Wouldn't it be pleasant to be able to evacuate some codification in your web holiday camp to report the survey engine arachnoid crawlers to cause your location amount one? Unfortunately a robots.txt wallet or robots meta tag won't do that, but they can assist the crawlers to scale your place better and block out the disadvantageous ones.

First a infinitesimal explanation explaining:

Search Engine Spiders or Crawlers - A web lackey (also agreed as web spider) is a program which browses the World Wide Web in a methodical, automated property. Web crawlers are first and foremost nearly new to make a duplicate of all the visited pages for subsequently process by a go through engine, that will scale of measurement the downloaded pages to make available in haste searches.

The Medieval City (Greenwood Guides to Historic Events of the Medieval World)
Anthology of Ancient and Medieval Woman's Song
Dante Alighieri (Bloom's Modern Critical Views)
Joan of Arc and the Hundred Years War (Greenwood Guides to Historic Events of the Medieval World)
The Edges of the Medieval World (Medievalia) (Ceu Medievalia)
Crusade, Heresy and Inquisition in the Lands of the Crown of Aragon (c. 1167-1276) (The Medieval and Early Modern Iberian World)
Cross, Crescent and Conversion: Studies on Medieval Spain and Christendom in Memory of Richard Fletcher (The Medieval Mediterranean)
Holiness and Masculinity in the Middle Ages (University of Wales Press - Religion and Culture in the Middle Ages)
Courtly Love Songs of Medieval France (Oxford Monographs on Music)
Prestige, Authority and Power in Late Medieval Manuscripts and Texts (York Manuscripts Conference)
Tortured Subjects: Pain, Truth, and the Body in Early Modern France
The Medieval Warrior Aristocracy: Gifts, Violence, Performance, and the Sacred (Gallica)
Frederick II: A Medieval Emperor (Oxford Paperbacks)
Wandering Monks, Virgins, And Pilgrims: Ascetic Travel In The Mediterranean World, A.D. 300-800
Preacher, Sermon and Audience in the Middle Ages (New History of the Sermon, 3)
The Proprietary Church in the Medieval West

A web toady is one form of bot, or package agent. In general, it starts beside a document of URLs to pop in. As it visits these URLs, it identifies all the hyperlinks in the page and adds them to the schedule of URLs to visit, recursively browsing the Web according to a set of policies.

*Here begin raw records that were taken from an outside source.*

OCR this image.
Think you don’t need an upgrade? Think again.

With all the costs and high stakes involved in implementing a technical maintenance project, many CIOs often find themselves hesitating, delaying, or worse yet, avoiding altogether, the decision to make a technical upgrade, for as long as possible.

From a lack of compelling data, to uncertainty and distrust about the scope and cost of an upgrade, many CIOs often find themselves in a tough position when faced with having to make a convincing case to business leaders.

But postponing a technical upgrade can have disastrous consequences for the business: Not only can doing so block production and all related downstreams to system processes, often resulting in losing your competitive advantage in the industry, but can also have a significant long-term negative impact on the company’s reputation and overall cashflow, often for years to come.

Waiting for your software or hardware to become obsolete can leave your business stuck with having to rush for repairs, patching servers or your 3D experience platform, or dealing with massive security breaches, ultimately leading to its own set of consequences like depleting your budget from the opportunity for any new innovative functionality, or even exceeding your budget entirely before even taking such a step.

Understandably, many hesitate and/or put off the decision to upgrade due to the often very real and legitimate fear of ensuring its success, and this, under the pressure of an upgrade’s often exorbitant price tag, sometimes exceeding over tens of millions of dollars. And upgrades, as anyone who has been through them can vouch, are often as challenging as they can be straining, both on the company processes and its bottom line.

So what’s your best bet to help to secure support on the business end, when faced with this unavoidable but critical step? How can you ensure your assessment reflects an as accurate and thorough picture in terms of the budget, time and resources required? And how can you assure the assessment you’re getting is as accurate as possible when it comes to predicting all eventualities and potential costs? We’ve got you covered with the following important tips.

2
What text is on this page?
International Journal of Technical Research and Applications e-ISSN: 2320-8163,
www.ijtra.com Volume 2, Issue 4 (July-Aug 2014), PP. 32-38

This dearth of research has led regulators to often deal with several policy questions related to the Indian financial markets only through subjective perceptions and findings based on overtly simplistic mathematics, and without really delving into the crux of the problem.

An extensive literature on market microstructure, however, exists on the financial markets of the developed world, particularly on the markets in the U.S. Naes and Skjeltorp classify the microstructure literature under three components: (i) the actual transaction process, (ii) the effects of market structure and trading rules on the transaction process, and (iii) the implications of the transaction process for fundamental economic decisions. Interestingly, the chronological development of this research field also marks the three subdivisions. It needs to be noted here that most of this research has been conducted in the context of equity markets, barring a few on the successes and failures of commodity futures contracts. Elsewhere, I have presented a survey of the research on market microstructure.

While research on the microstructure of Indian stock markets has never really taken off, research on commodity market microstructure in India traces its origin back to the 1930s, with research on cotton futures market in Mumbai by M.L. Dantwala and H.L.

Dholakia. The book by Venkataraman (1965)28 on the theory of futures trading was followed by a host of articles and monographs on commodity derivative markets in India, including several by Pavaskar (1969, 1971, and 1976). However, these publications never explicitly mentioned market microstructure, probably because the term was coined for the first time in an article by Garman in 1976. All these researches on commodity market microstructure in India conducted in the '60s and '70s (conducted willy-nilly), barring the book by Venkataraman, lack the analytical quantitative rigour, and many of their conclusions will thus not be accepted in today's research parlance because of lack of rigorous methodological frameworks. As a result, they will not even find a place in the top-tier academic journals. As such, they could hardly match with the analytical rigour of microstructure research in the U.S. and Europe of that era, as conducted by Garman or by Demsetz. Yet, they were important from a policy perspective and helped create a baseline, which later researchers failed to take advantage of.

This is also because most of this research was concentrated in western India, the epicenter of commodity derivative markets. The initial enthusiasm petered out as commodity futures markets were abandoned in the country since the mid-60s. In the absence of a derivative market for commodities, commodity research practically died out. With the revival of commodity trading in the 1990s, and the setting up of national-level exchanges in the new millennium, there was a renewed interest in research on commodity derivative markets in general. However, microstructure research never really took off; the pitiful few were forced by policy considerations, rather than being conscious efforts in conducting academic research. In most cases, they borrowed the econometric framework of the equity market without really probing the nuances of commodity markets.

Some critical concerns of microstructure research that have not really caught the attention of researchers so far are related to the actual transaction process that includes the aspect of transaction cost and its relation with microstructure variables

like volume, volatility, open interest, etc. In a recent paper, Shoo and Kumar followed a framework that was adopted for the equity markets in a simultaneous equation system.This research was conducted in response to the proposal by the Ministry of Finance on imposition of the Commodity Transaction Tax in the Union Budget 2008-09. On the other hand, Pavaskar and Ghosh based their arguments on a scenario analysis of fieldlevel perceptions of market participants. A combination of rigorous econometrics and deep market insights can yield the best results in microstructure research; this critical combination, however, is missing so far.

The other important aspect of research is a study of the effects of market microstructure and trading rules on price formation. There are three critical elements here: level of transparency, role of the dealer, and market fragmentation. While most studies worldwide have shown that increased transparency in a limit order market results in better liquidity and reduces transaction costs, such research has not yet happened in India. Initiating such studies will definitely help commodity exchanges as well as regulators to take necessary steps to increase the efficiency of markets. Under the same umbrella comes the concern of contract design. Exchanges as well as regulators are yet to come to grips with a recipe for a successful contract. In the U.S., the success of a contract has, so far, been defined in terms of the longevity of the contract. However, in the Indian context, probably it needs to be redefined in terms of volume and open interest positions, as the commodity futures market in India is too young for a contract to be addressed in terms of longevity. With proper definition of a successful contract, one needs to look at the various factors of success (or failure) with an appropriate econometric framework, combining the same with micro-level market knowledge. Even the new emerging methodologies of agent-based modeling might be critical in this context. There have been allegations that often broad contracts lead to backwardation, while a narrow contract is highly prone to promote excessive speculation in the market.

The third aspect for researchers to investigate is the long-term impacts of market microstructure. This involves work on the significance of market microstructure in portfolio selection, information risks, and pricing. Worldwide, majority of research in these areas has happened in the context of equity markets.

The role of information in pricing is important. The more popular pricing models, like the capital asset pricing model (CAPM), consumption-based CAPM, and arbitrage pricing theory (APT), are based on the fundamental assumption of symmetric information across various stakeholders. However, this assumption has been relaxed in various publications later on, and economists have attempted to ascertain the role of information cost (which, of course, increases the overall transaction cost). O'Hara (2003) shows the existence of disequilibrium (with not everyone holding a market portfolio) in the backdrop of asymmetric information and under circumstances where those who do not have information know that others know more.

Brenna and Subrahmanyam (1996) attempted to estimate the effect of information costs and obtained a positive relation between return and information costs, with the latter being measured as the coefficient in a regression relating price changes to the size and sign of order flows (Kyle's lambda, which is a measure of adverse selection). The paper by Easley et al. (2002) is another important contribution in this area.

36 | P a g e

Robots.txt - The robots kicking out regular or robots.txt rule is a meeting to forbid good web spiders and other web robots from accessing all or piece of a website. The substance specifying the surround that should not be accessed is nominal in a data file titled robots.txt in the top-ranking book of facts of the website.

The robots.txt prescript is morally advisory, and relies on the concession of the web robot, so that marker an state of your holiday camp out of bounds beside robots.txt does not assurance seclusion. Many web scene administrators have been caught out provoking to use the robots data file to create isolated environment of a website invisible to the portion of the international. However the record is needfully publically unspoken for and is easily restrained by everyone near a web spectator.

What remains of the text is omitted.